Although both men were responsible for the crime, it was Hicks who actually snatched Belle Ensminger's purse, causing her to fall onto pavement. Ensminger suffered a skull fracture and permanent brain damage.

The 5-foot-2, 125-pound victim was defenseless not only because of her age and size, but because she was legally blind, Steinmetz said.

Austin said he changed his mind while doing research on the instructions he would have given Hicks' jury Friday. After talking to other judges, Austin said he discovered questions he couldn't answer without crossing the line between judges and legislators.

For example, if the jury found three aggravating factors, would Austin have discretion to reject one of them?

Later Friday morning, defense attorney Carl Oreskovich had other questions for Judge Cozza to grapple with in Zaring's case.

Oreskovich objected to Deputy Prosecutor Patrick's Johnson's attempt to amend the charges against Zaring to require a jury to decide aggravating factors if it convicts her.

If the issue is resolved by amending the charges, what if a defendant wants to seek a lower-than-standard sentence, Oreskovich asked. "Is that something that's going to have to be charged by the prosecutor?"

And who is to decide whether aggravating factors satisfy the law's "substantial and compelling" standard, Oreskovich continued.

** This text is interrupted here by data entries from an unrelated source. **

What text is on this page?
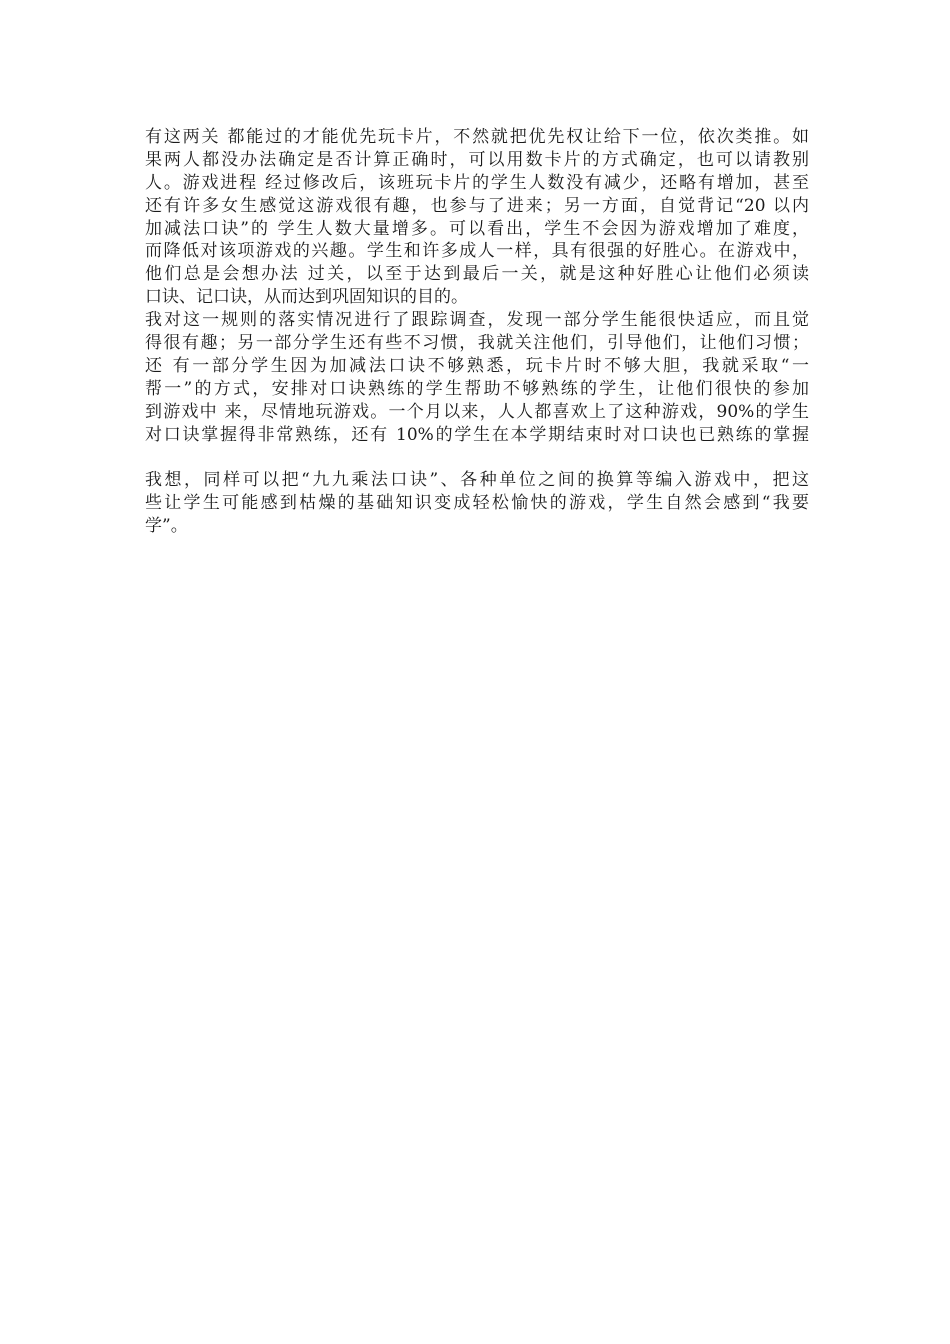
有这两关 都能过的才能优先玩卡片，不然就把优先权让给下一位，依次类推。如
果两人都没办法确定是否计算正确时，可以用数卡片的方式确定，也可以请教别
人。游戏进程 经过修改后，该班玩卡片的学生人数没有减少，还略有增加，甚至
还有许多女生感觉这游戏很有趣，也参与了进来；另一方面，自觉背记“20 以内
加减法口诀”的 学生人数大量增多。可以看出，学生不会因为游戏增加了难度，
而降低对该项游戏的兴趣。学生和许多成人一样，具有很强的好胜心。在游戏中，
他们总是会想办法 过关，以至于达到最后一关，就是这种好胜心让他们必须读
口诀、记口诀，从而达到巩固知识的目的。
我对这一规则的落实情况进行了跟踪调查，发现一部分学生能很快适应，而且觉
得很有趣；另一部分学生还有些不习惯，我就关注他们，引导他们，让他们习惯；
还 有一部分学生因为加减法口诀不够熟悉，玩卡片时不够大胆，我就采取“一
帮一”的方式，安排对口诀熟练的学生帮助不够熟练的学生，让他们很快的参加
到游戏中 来，尽情地玩游戏。一个月以来，人人都喜欢上了这种游戏，90%的学生
对口诀掌握得非常熟练，还有 10%的学生在本学期结束时对口诀也已熟练的掌握
我想，同样可以把“九九乘法口诀”、各种单位之间的换算等编入游戏中，把这
些让学生可能感到枯燥的基础知识变成轻松愉快的游戏，学生自然会感到“我要
学”。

The jury or the judge?

Johnson argued that the jury could properly decide whether there was an abuse of trust or an especially vulnerable victim. He cited a now-obsolete 1903 law that gave extra prison time to "habitual offenders."

The Legislature amended the law in 1909 to allow judges to determine who was a habitual offender without help from a jury. But the state Supreme Court ruled in 1940 that the decision had to be left to juries.

The law was supplanted in 1984 by the current Sentencing Reform Act. Instead, courts established their own procedures and presented habitual offender cases to juries for 43 years.

Cozza agreed with Oreskovich that extensive changes would be necessary to salvage aggravating-factors sentencing.

"This clearly would be rewriting the statute, and the courts are not here to legislate," Cozza said.

Courts around the state have been "all over the place" on the issue, but those in larger counties now mostly are rejecting a judicial fix, Cozza said.

A uniform judicial fix could be imposed by the state Supreme Court, which plans to hear three test cases from Western Washington on Nov. 9. The Legislature is expected to rewrite the law next year, but the Supreme Court ruling would govern cases until a revised law is available.